The neighborhood in which they lived was in the old section of Copenhagen and records for this family were found both at Trinitatis Church and Garnison’s Church. I decided to search baptismal records at both churches for an infant who might have died young between 1840 and 1843. There was a record for another child found in the records at Trinitatis Church:

StillbornJensen1842
Last Line “Stillborn”

The last line of this cropped page is dated 8 May 1842. In the commentary to the right, it identifies mother Johanne Elisabeth Molin and the REPUTED father, Johannes Jensen!

I then searched up to 1845 for a marriage record. None was found at Trinitatis, but Garnisons Church, where their other children were all baptized, had their marriage record. This couple didn’t marry until 31 August 1842. Lesson learned to keep searching for the record in a date range that is after the birth of the first child.

2. Dave’s Abraham Dulworth has been a bit difficult to pin down in many records, too. His eldest child, Matilda Jane, was born about 1867 probably in Cumberland County, Kentucky. It took a while before I found her living with her mother and grandmother in 1870 – not with her father. Mary Jane Adams was her mother. She and Abraham apparently had somewhat of an up and down relationship through the years. They had ten children born between 1867 and 1894, but, again, for the longest time I could find no marriage record.

When I searched anew many years later, I found a marriage record for them in Clay County, Tennessee, where they had sometimes lived. They married on 1 February 1883, after the births of at least four of their children.

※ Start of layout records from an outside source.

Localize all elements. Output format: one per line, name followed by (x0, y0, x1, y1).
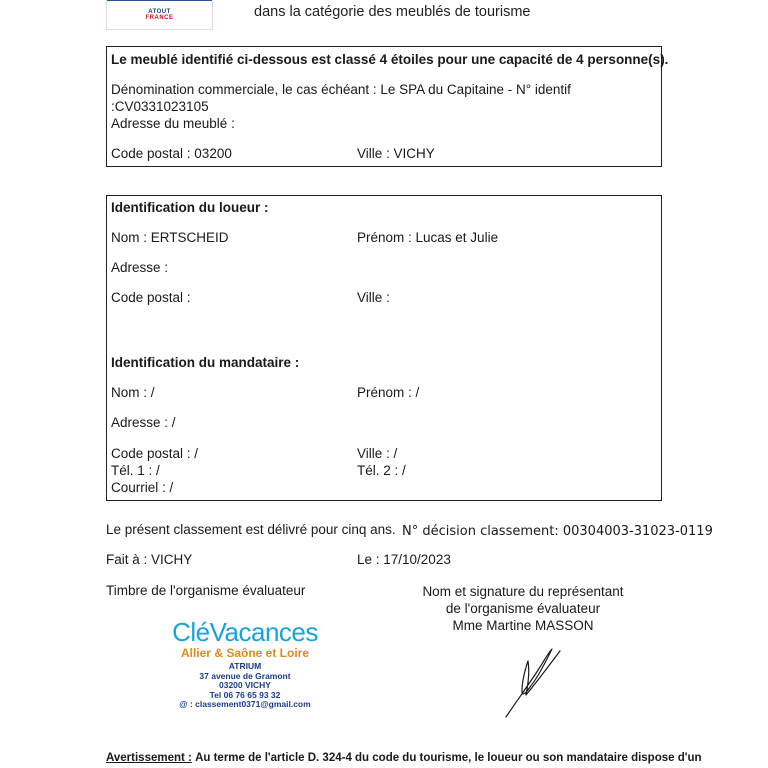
mandataire-nom: Nom : / (111, 385, 155, 400)
meuble-adresse: Adresse du meublé : (111, 116, 235, 131)
mandataire-prenom: Prénom : / (357, 385, 420, 400)
warning-text (106, 751, 706, 765)
loueur-nom: Nom : ERTSCHEID (111, 230, 229, 245)
timbre-label: Timbre de l'organisme évaluateur (106, 583, 306, 598)
header-subtitle: dans la catégorie des meublés de tourisme (254, 4, 531, 20)
mandataire-tel1: Tél. 1 : / (111, 463, 160, 478)
stamp-brand: CléVacances (172, 617, 318, 647)
mandataire-tel2: Tél. 2 : / (357, 463, 406, 478)
loueur-ville: Ville : (357, 290, 390, 305)
loueur-prenom: Prénom : Lucas et Julie (357, 230, 499, 245)
mandataire-adresse: Adresse : / (111, 415, 176, 430)
loueur-adresse: Adresse : (111, 260, 169, 275)
stamp-email: @ : classement0371@gmail.com (179, 699, 311, 709)
logo-text-france: FRANCE (145, 15, 174, 21)
denomination-line1: Dénomination commerciale, le cas échéant : Le SPA du Capitaine - N° identif (111, 82, 571, 97)
mandataire-ville: Ville : / (357, 446, 398, 461)
validite-statement: Le présent classement est délivré pour cinq ans. (106, 522, 396, 537)
mandataire-code-postal: Code postal : / (111, 446, 199, 461)
date: Le : 17/10/2023 (357, 552, 451, 567)
loueur-code-postal: Code postal : (111, 290, 191, 305)
warning-label: Avertissement : (106, 752, 192, 764)
decision-number: N° décision classement: 00304003-31023-0119 (402, 524, 713, 539)
stamp-region: Allier & Saône et Loire (180, 646, 310, 660)
signature-block (405, 583, 641, 634)
mandataire-courriel: Courriel : / (111, 480, 174, 495)
logo-band (107, 0, 212, 1)
classement-statement: Le meublé identifié ci-dessous est classé 4 étoiles pour une capacité de 4 personne(s). (111, 52, 669, 67)
meuble-code-postal: Code postal : 03200 (111, 146, 232, 161)
handwritten-signature (500, 643, 570, 723)
mandataire-title: Identification du mandataire : (111, 355, 300, 370)
stamp-addr2: 37 avenue de Gramont (199, 670, 291, 681)
signature-line1: Nom et signature du représentant (422, 584, 624, 599)
signature-line2: de l'organisme évaluateur (445, 601, 601, 616)
meuble-ville: Ville : VICHY (357, 146, 435, 161)
denomination-line2: :CV0331023105 (111, 99, 209, 114)
stamp-phone: Tel 06 76 65 93 32 (209, 689, 281, 700)
clevacances-stamp (160, 618, 330, 710)
stamp-addr1: ATRIUM (228, 661, 262, 671)
logo-text-atout: ATOUT (148, 9, 171, 15)
loueur-title: Identification du loueur : (111, 200, 269, 215)
warning-body: Au terme de l'article D. 324-4 du code du tourisme, le loueur ou son mandataire dispose d'un (195, 752, 702, 764)
atout-france-logo (106, 0, 213, 30)
signature-name: Mme Martine MASSON (452, 618, 594, 633)
stamp-addr3: 03200 VICHY (219, 680, 271, 690)
fait-a: Fait à : VICHY (106, 552, 193, 567)
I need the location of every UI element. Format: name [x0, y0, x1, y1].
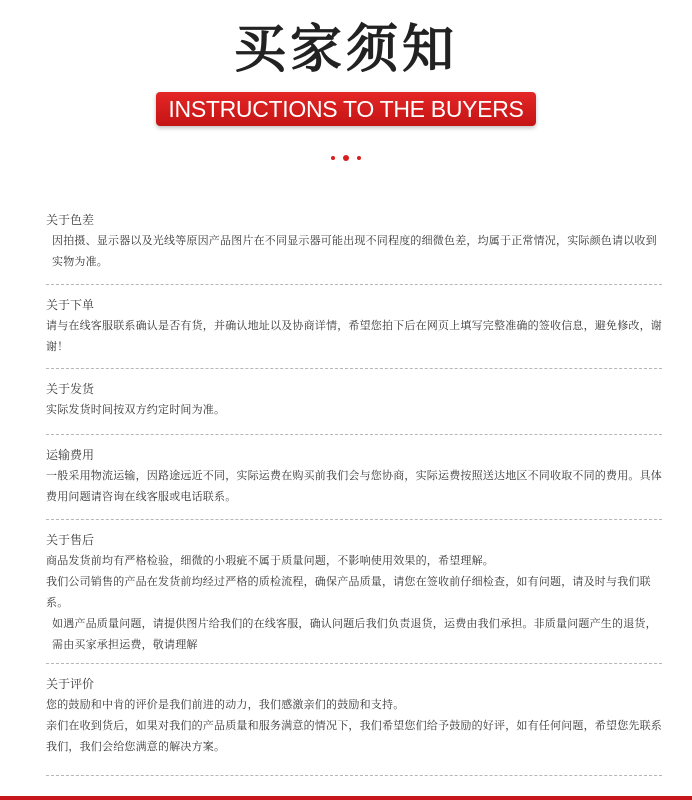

3. A collateral line includes Helen Marr Blyther born in Calais, Washington, Maine in 1842. I found a marriage record for her to Charles Henry Wright in Providence Rhode Island on 17 June 1887. However, this seemed odd because Charles was the father of her two children, born in 1877 and 1884, both in Boston, Massachusetts. They were both born in Maine, so they moved around a fair number of times. I knew very little about Helen Blyther, aside from the census records in Maine. I knew the family had ties to New Brunswick so I turned to one of my favorite websites, the Provincial Archives of New Brunswick (PANB).

Blyther is an uncommon name in that area of Maine and Canada and I soon found there was a bit more to this story. Helen had apparently married a Mr. Merrill sometime between 1870 and 1875, when a legal notice was published announcing that she was reverting to her former name of Helen Blyther. There was also a marriage announcement in the St. John newspaper in May 1876, when Helen married Charles Wright there. Now I had two marriages for Helen, both to the same man. The puzzle was quickly solved when the next newspaper notice, filed by Mrs. Charles Wright (not Helen!), announced that he was a bigamist and legally married to her!

I found no other resolution to this problem, but Charles and Helen remained together, as far as I can tell. I’ve wondered if Charles was never divorced from the first Mrs. Wright and that the 1887 marriage in Providence was triggered by the death of that Mrs. Wright. I have not been able to determine exactly who wife #1 was or when she died.